My next step is to meet with a Surgical Oncologist, specifically a breast surgeon/oncologist. I have an appointment in two weeks to meet with one of the top doctors in Chicago at Northwestern Hospital. I have heard nothing but positive things about him and the full breast oncology team there, so I am really hopeful and anxious to move on to the next steps! And what are those next steps? Well, based on the research and reading I have done, it seems like I will need some further tests done. Probably an MRI, possibly a PET scan, or more. After that, it seems like it will be likely (based on my HER2 results and my age) that I will get chemo, possibly before my breast surgery. But all of this is just speculation and I am going to leave it to my team to come up with a plan and hopefully I will agree!
How I Am Feeling:
Physically, I feel really good. I don't feel sick at all. That's in part why this is so hard to wrap my head around everything. I feel good. I feel healthy. I haven't even gotten a cold or this horrible flu or anything this season. I did notice I was a little low on energy, more so than usual, but I am also getting older, dealing with school and work, so that didn't seem too unusual. I don't know how to reconcile the fact that I feel great with the knowledge that I am very, very sick right now. However, I heard that is what many women experience-- they have no symptoms, don't feel sick, and yet...

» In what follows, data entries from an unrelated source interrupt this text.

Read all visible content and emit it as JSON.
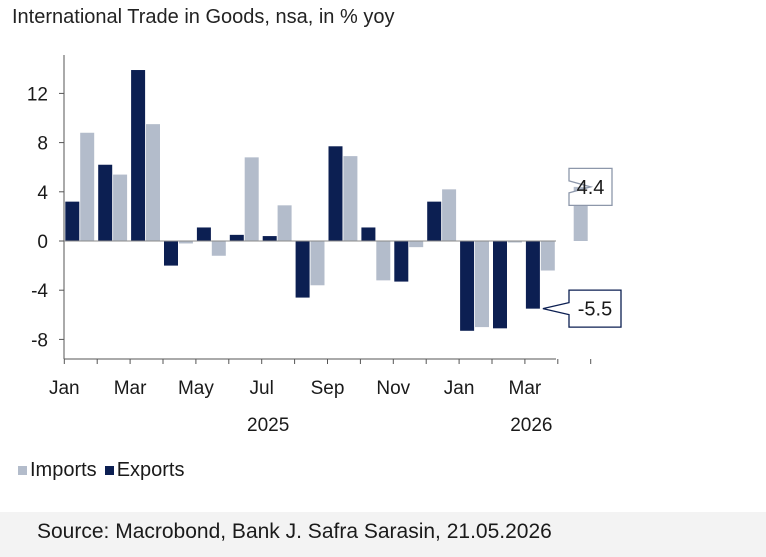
{
  "chart_data": {
    "type": "bar",
    "title": "International Trade in Goods, nsa, in % yoy",
    "xlabel": "",
    "ylabel": "",
    "ylim": [
      -9.5,
      15
    ],
    "yticks": [
      12,
      8,
      4,
      0,
      -4,
      -8
    ],
    "xtick_labels": [
      {
        "month_index": 0,
        "label": "Jan"
      },
      {
        "month_index": 2,
        "label": "Mar"
      },
      {
        "month_index": 4,
        "label": "May"
      },
      {
        "month_index": 6,
        "label": "Jul"
      },
      {
        "month_index": 8,
        "label": "Sep"
      },
      {
        "month_index": 10,
        "label": "Nov"
      },
      {
        "month_index": 12,
        "label": "Jan"
      },
      {
        "month_index": 14,
        "label": "Mar"
      }
    ],
    "year_labels": [
      {
        "month_index": 6.5,
        "label": "2025"
      },
      {
        "month_index": 14.5,
        "label": "2026"
      }
    ],
    "categories": [
      "Jan 2025",
      "Feb 2025",
      "Mar 2025",
      "Apr 2025",
      "May 2025",
      "Jun 2025",
      "Jul 2025",
      "Aug 2025",
      "Sep 2025",
      "Oct 2025",
      "Nov 2025",
      "Dec 2025",
      "Jan 2026",
      "Feb 2026",
      "Mar 2026",
      "Apr 2026"
    ],
    "series": [
      {
        "name": "Imports",
        "color": "#b3bccb",
        "values": [
          8.8,
          5.4,
          9.5,
          -0.2,
          -1.2,
          6.8,
          2.9,
          -3.6,
          6.9,
          -3.2,
          -0.5,
          4.2,
          -7.0,
          -0.1,
          -2.4,
          4.4
        ]
      },
      {
        "name": "Exports",
        "color": "#0c1f52",
        "values": [
          3.2,
          6.2,
          13.9,
          -2.0,
          1.1,
          0.5,
          0.4,
          -4.6,
          7.7,
          1.1,
          -3.3,
          3.2,
          -7.3,
          -7.1,
          -5.5,
          null
        ]
      }
    ],
    "annotations": [
      {
        "series": "Imports",
        "month_index": 15,
        "label": "4.4"
      },
      {
        "series": "Exports",
        "month_index": 14,
        "label": "-5.5"
      }
    ],
    "legend": "bottom-left",
    "grid": false
  },
  "source": "Source: Macrobond, Bank J. Safra Sarasin, 21.05.2026"
}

So emotionally, I'm not doing too awesome. Well, it varies. I am trying to stay really positive, so I have moments when I am upbeat, ready to tackle all of this! And then there are times where I break down in tears much like I did when I got the news my lymph node is positive and I'm HER2+. It's a back and forth, for sure. I'm struggling with feeling completely out of control. Right now it just feels like things are happening to me and I'm not doing anything. I want to be in treatment, surgery, anything to get this cancer out of me. But until my appointment, there's not much else I can do, and that's driving me crazy. But all of these feelings are completely normal immediately after a diagnosis.
In Conclusion:
So that's where I am at. I have about two weeks left of this "holding pattern" while I wait for my initial consultation appointment. But from there, I hope to get moving on a plan and treatment and whatever else I have to do to kill this thing and get it out of my body! I already have an amazing group of friends behind me who have offered to help out, and that gives me encouragement. Even for those who aren't close by or don't have the time or resources to offer help, just the messages of love and support have been amazing. I appreciate them all and everyone so much.
As soon as I know more and have more information, I will share it here! For real. I promise. Until then, please feel free to reach out. Just be patient as I may not be able to respond immediately or I may not be in the best emotional state to respond right away and my responses may be short and sweet. It's a battle and a struggle and a journey. Email is the best way to communicate, or cards and letters are wonderful if you are a close friend and have my address.
Until then, thanks for reading and sticking with me! Much love to you all! I'm going to be a survivor.